If the Senate’s 60-vote rule goes for abortion, it goes for everything.
by The Wall Street Journal Editorial Board, July 1, 2022
As if the stakes for November’s elections weren’t high enough, President Biden now says he wants to bust the Senate’s filibuster to guarantee access to abortion. “We have to codify Roe v. Wade in the law,” Mr. Biden said this week. “If the filibuster gets in the way, it’s like voting rights, we provide an exception for this.”
It won’t happen before November, since the cooler heads of Sens. Kyrsten Sinema and Joe Manchin are defending the filibuster’s moderating purpose. Democrats will no doubt forget to thank them when Republicans next take power. But how long can they hold off progressive demands? The Senate is 50-50, so if Democrats pick up two seats in the midterms, that could be the end.
Don’t be deluded by Mr. Biden’s sales pitch about a single-issue “exception” to the 60-vote filibuster rule. This is like an engineer saying he wants to relieve pressure on the Hoover Dam by blasting a small section of concrete. The result wouldn’t be a trickle. Mr. Biden previously called for “making the exception of voting rights for the filibuster.” Is a carve-out for climate bills next?

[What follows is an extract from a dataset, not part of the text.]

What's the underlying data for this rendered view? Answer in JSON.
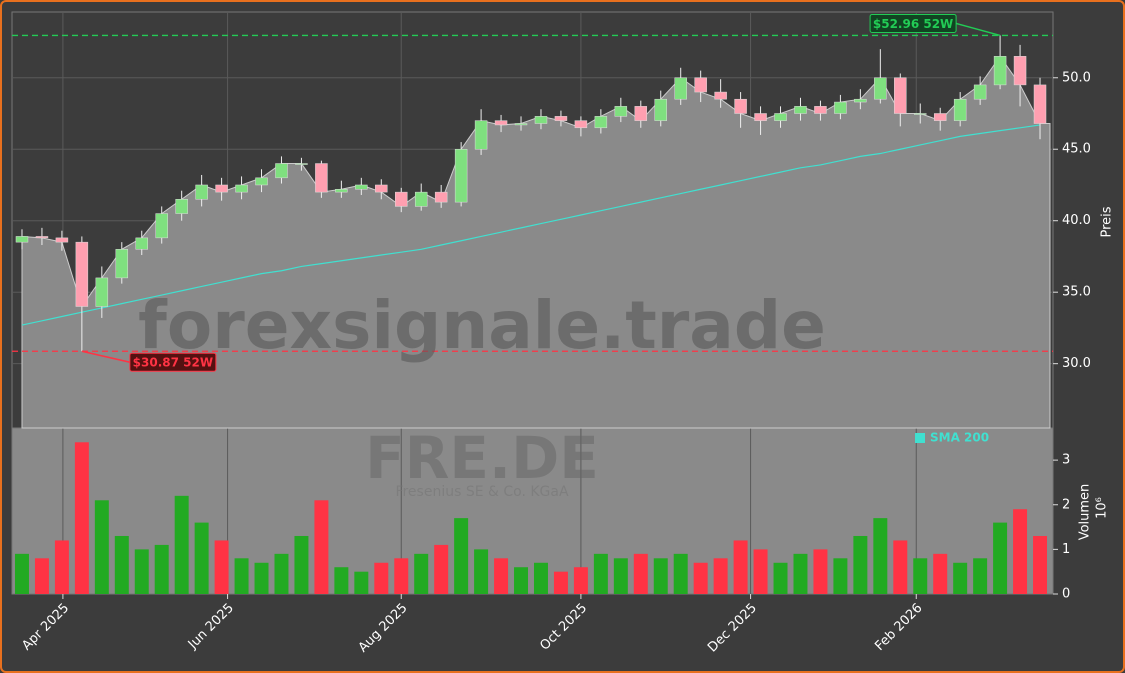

Once the legislative filibuster is killed for one priority, it will go for everything. That’s what happened to the filibuster on judicial nominees. In 2013 Democratic Senate leader Harry Reid used the “nuclear option” to confirm some appellate judges. Sen. Mitch McConnell’s prescient reply: “You’ll regret this, and you may regret this a lot sooner than you think.” In 2017 Mr. McConnell returned the favor by nuking the filibuster for Supreme Court nominees. Three conservative Justices later, Roe v. Wade went on the ash heap.
The legislative filibuster frustrates both parties when they’re in power, but it prevents policy whiplash. Without it Democrats could remake the Supreme Court. But Republicans could take over, add more Justices, and institute national right to work and private accounts in Social Security. Congress would be a policy yo-yo, and elections would feel even more existential than they do today.
Democratic Senate candidates in Wisconsin and Pennsylvania are calling for the filibuster to be demolished. Both seats are now held by the GOP, and both are tossups. If Democrats gain two Senate seats and hold the House, the filibuster could be a goner. Mr. Biden has put the filibuster rule on the ballot, which could mean a Supreme Court with more than nine Justices and an American flag with more than 50 stars.